You have a sharp eye, this perticular one ended up being what i call a biscuit and gravy fatty wellington. Wrapped in biscuit dough, back in the smoker and topped with peppered milk gravy. Do u ever visit smokingmeatforums.com? Judging by ur screen name, i think ud like it

a 3 hour rest?
I never heard of letting a meat rest for that long. Ive also never smoked anything like that before. Does it help in the redistribution of moisture and does it help the meat hold on to it?

Yep, it redistributes the moisture and by putting it in the cooler, it stays hot longer which breaks down the conective tissues even more and renders more fat out of the butt. IMHO, this has to be done to a butt for it to me done right. i let one rest for 6 hrs once b4, (i fell asleep)

I do the same thing. After the butt is finished cooking, I wrap it real good in foil, then wrap a couple of bath towels around it and let it sit in an empty igloo ice chest for a few hours. It comes out hot, juicy, and falling off the bone tender.
I dont use the foil, but this is about the same thing that i do. I just put in the cooler and cover it with towells. I have a cooler that i use ONLY for pork butts
 
Why is that? Does the aroma penetrate into the cooler in a way that would affect other foods?

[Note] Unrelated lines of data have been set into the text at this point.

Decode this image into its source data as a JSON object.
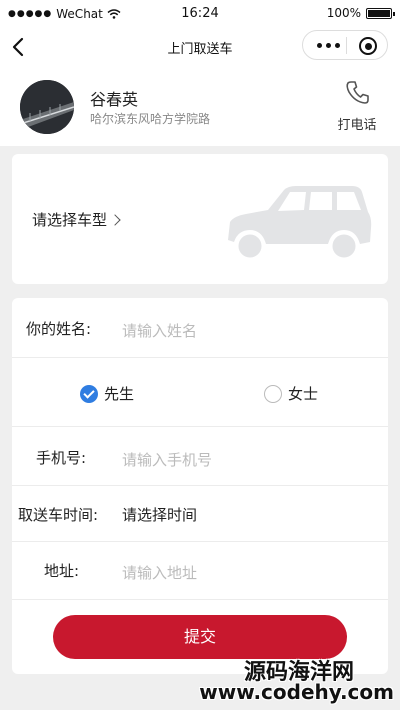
{
  "status_bar": {
    "carrier": "WeChat",
    "time": "16:24",
    "battery": "100%"
  },
  "nav": {
    "title": "上门取送车"
  },
  "profile": {
    "name": "谷春英",
    "address": "哈尔滨东风哈方学院路",
    "call_label": "打电话"
  },
  "car": {
    "choose_label": "请选择车型"
  },
  "form": {
    "name_label": "你的姓名:",
    "name_placeholder": "请输入姓名",
    "gender_male": "先生",
    "gender_female": "女士",
    "phone_label": "手机号:",
    "phone_placeholder": "请输入手机号",
    "time_label": "取送车时间:",
    "time_value": "请选择时间",
    "address_label": "地址:",
    "address_placeholder": "请输入地址",
    "submit_label": "提交"
  },
  "watermark": {
    "line1": "源码海洋网",
    "line2": "www.codehy.com"
  },
  "colors": {
    "accent_red": "#c8182e",
    "radio_blue": "#2f7de1"
  }
}
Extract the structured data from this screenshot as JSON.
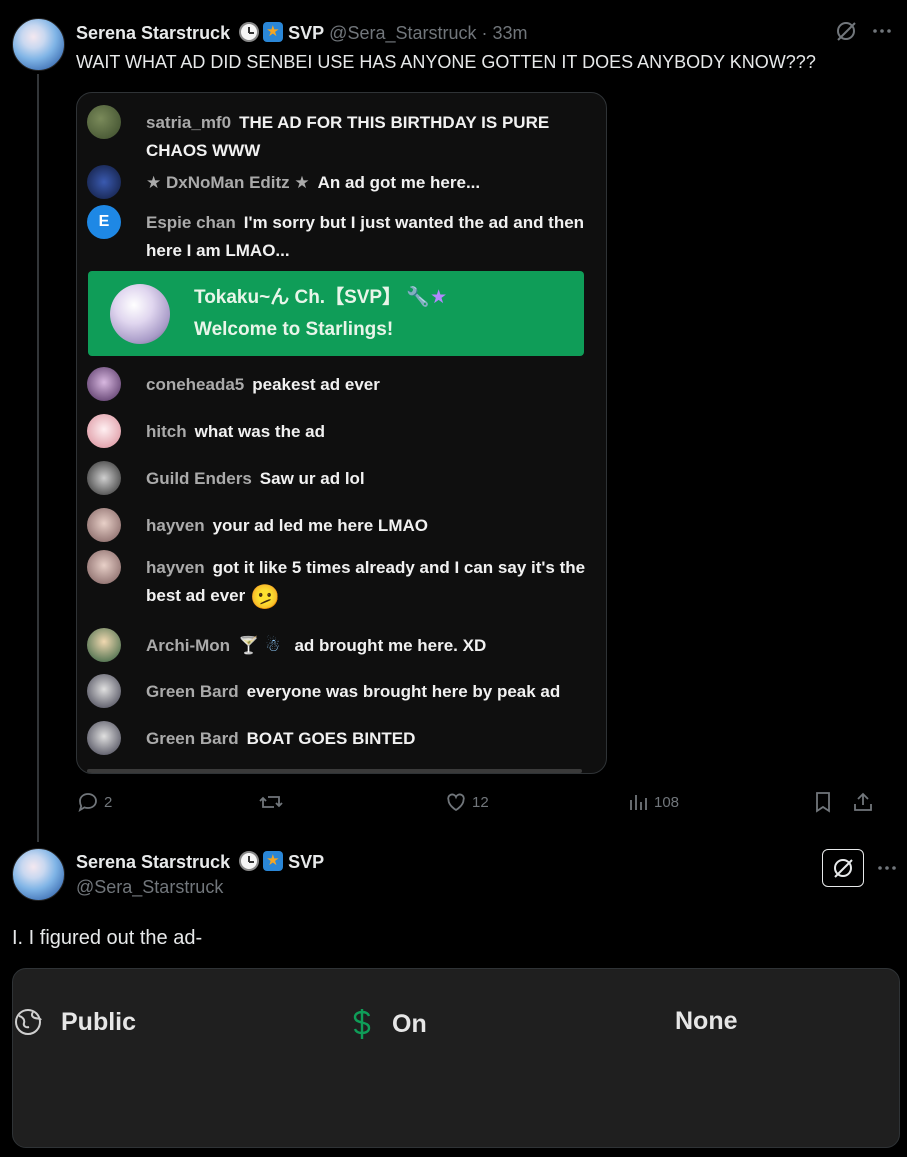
{
  "post1": {
    "display_name": "Serena Starstruck",
    "badge_text": "SVP",
    "handle": "@Sera_Starstruck",
    "separator": "·",
    "time": "33m",
    "text": "WAIT WHAT AD DID SENBEI USE HAS ANYONE GOTTEN IT DOES ANYBODY KNOW???",
    "chat": {
      "messages": [
        {
          "author": "satria_mf0",
          "text": "THE AD FOR THIS BIRTHDAY IS PURE CHAOS WWW",
          "avatar_color": "#4a5a3a"
        },
        {
          "author": "★ DxNoMan Editz ★",
          "text": "An ad got me here...",
          "avatar_color": "#1b2d5e"
        },
        {
          "author": "Espie chan",
          "text": "I'm sorry but I just wanted the ad and then here I am LMAO...",
          "avatar_color": "#1e88e5",
          "avatar_letter": "E"
        },
        {
          "author": "coneheada5",
          "text": "peakest ad ever",
          "avatar_color": "#6b4d7a"
        },
        {
          "author": "hitch",
          "text": "what was the ad",
          "avatar_color": "#e6b8c2"
        },
        {
          "author": "Guild Enders",
          "text": "Saw ur ad lol",
          "avatar_color": "#555555"
        },
        {
          "author": "hayven",
          "text": "your ad led me here LMAO",
          "avatar_color": "#b08f8f"
        },
        {
          "author": "hayven",
          "text": "got it like 5 times already and I can say it's the best ad ever",
          "avatar_color": "#b08f8f",
          "emoji": "🫤"
        },
        {
          "author": "Archi-Mon",
          "text": "ad brought me here. XD",
          "avatar_color": "#3a6a48"
        },
        {
          "author": "Green Bard",
          "text": "everyone was brought here by peak ad",
          "avatar_color": "#8a8a8a"
        },
        {
          "author": "Green Bard",
          "text": "BOAT GOES BINTED",
          "avatar_color": "#8a8a8a"
        }
      ],
      "membership": {
        "author": "Tokaku~ん Ch.【SVP】",
        "message": "Welcome to Starlings!",
        "accent": "#0f9d58"
      }
    },
    "stats": {
      "replies": "2",
      "likes": "12",
      "views": "108"
    }
  },
  "post2": {
    "display_name": "Serena Starstruck",
    "badge_text": "SVP",
    "handle": "@Sera_Starstruck",
    "text": "I. I figured out the ad-",
    "settings": {
      "visibility": "Public",
      "monetization": "On",
      "restrictions": "None",
      "monetization_color": "#0f9d58"
    }
  },
  "icons": [
    "grok-icon",
    "more-icon",
    "reply-icon",
    "repost-icon",
    "like-icon",
    "views-icon",
    "bookmark-icon",
    "share-icon",
    "globe-icon",
    "dollar-icon"
  ]
}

Well, the plastic inside the cooler kinda does take on the same smell as the food, but it goess away if ya wash it reaaly good and leave it open for a while. The only reason that i use this one only for pork butts is that it is too big to be a lunch box, but too small to put beers in. I guess that i use it for briskets also, so its not only for butts:cool:
 
Thanks for the forum, Smokey.
My WSM should be arriving this week and I've been pouring over the smoking forums trying to pick up tips. Errr, I mean BBQing forums :ermm: Still working on that terminology thing ;)
 
Well, the plastic inside the cooler kinda does take on the same smell as the food, but it goess away if ya wash it reaaly good and leave it open for a while. The only reason that i use this one only for pork butts is that it is too big to be a lunch box, but too small to put beers in. I guess that i use it for briskets also, so its not only for butts:cool:

OK, I'll have to face that dilemma when I get a smoker. My current cooler's main function is as a proofing box for bread doughs. It sounds like trying to use the same one for resting pork butts will probably be inadvisable.

Thanks for the answer - and to all for a very informative thread!